November 7, 2022
VIA EDGAR
U.S. Securities and Exchange Commission
Office of Life Sciences
Division of Corporation Finance
100 F Street, N.E.
Washington, D.C. 20549
Re: | Acrivon Therapeutics, Inc. |
| Registration Statement on Form S-1 |
| Registration No. 333-267911 |
Requested Date: November 9, 2022
Requested Time: 4:00 PM, Eastern Time
Ladies and Gentlemen:
In accordance with Rule 461 under the Securities Act of 1933, as amended (the “Act”), Morgan Stanley & Co. LLC, Jefferies LLC, Cowen and Company, LLC and Piper Sandler & Co., as representatives of the several underwriters, hereby join Acrivon Therapeutics, Inc. in requesting that the Securities and Exchange Commission (the “Commission”) take appropriate action to cause the Registration Statement on Form S-1 (File No. 333-267911) (the “Registration Statement”) to become effective on November 9, 2022, at 4:00 PM, Eastern Time, or as soon as practicable thereafter.

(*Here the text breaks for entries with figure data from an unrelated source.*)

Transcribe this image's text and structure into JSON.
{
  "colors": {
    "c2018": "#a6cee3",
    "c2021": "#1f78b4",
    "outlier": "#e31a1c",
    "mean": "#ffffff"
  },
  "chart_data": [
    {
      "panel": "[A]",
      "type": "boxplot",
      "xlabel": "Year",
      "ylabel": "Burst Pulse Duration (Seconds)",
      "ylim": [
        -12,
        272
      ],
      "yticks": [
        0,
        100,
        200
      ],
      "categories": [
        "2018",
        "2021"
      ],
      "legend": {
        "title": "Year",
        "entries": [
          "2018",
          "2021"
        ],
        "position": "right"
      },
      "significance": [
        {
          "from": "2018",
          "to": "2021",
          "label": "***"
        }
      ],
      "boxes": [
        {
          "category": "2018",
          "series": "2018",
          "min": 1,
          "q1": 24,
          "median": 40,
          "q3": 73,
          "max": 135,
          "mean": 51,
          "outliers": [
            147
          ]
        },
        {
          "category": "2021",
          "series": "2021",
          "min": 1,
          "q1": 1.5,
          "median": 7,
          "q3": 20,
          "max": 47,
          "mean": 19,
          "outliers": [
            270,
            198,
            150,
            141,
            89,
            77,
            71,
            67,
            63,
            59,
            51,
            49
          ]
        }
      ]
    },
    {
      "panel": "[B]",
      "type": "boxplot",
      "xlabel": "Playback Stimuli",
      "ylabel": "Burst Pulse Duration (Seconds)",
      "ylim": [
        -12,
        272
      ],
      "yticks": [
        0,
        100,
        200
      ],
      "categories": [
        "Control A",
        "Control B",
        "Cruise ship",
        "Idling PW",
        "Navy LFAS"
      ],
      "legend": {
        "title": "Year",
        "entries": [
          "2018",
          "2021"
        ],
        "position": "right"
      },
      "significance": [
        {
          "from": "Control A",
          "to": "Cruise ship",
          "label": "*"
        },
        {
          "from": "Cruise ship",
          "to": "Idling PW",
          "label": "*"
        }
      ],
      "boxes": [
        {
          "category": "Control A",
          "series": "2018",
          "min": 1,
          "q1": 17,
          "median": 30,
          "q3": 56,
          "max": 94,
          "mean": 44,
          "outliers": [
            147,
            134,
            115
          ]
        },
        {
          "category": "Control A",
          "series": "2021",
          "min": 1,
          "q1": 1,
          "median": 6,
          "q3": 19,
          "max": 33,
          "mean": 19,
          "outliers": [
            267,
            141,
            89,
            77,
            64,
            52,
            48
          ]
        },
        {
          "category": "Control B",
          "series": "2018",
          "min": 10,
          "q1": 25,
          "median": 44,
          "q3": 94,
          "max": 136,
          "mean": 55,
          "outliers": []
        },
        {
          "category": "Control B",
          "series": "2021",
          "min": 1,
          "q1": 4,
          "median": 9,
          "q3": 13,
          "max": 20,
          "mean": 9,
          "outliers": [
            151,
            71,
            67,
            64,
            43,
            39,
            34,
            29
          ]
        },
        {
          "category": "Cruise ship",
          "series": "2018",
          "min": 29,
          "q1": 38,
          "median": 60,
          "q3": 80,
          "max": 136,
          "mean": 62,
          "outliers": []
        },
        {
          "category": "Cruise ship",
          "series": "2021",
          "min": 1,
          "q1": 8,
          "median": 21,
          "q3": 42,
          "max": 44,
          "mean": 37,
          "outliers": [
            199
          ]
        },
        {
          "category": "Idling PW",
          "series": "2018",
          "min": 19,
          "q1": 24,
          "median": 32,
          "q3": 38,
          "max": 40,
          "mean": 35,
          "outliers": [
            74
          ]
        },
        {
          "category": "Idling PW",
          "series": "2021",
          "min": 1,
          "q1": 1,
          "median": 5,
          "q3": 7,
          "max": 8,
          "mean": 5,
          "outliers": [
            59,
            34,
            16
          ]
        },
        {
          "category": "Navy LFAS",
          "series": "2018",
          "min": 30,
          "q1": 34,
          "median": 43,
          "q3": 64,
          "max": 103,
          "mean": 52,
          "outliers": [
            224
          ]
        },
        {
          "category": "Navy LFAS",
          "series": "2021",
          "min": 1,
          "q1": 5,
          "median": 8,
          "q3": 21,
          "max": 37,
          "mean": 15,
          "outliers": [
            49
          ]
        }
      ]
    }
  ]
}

Pursuant to Rule 460 under the Act, please be advised that we will take reasonable steps to secure adequate distribution of the preliminary prospectus, to underwriters, dealers, institutions and others, prior to the requested effective time of the Registration Statement.
We have been informed by the participating underwriters that they will comply with the requirements of Rule 15c2-8 under the Securities Exchange Act of 1934, as amended, to the extent applicable.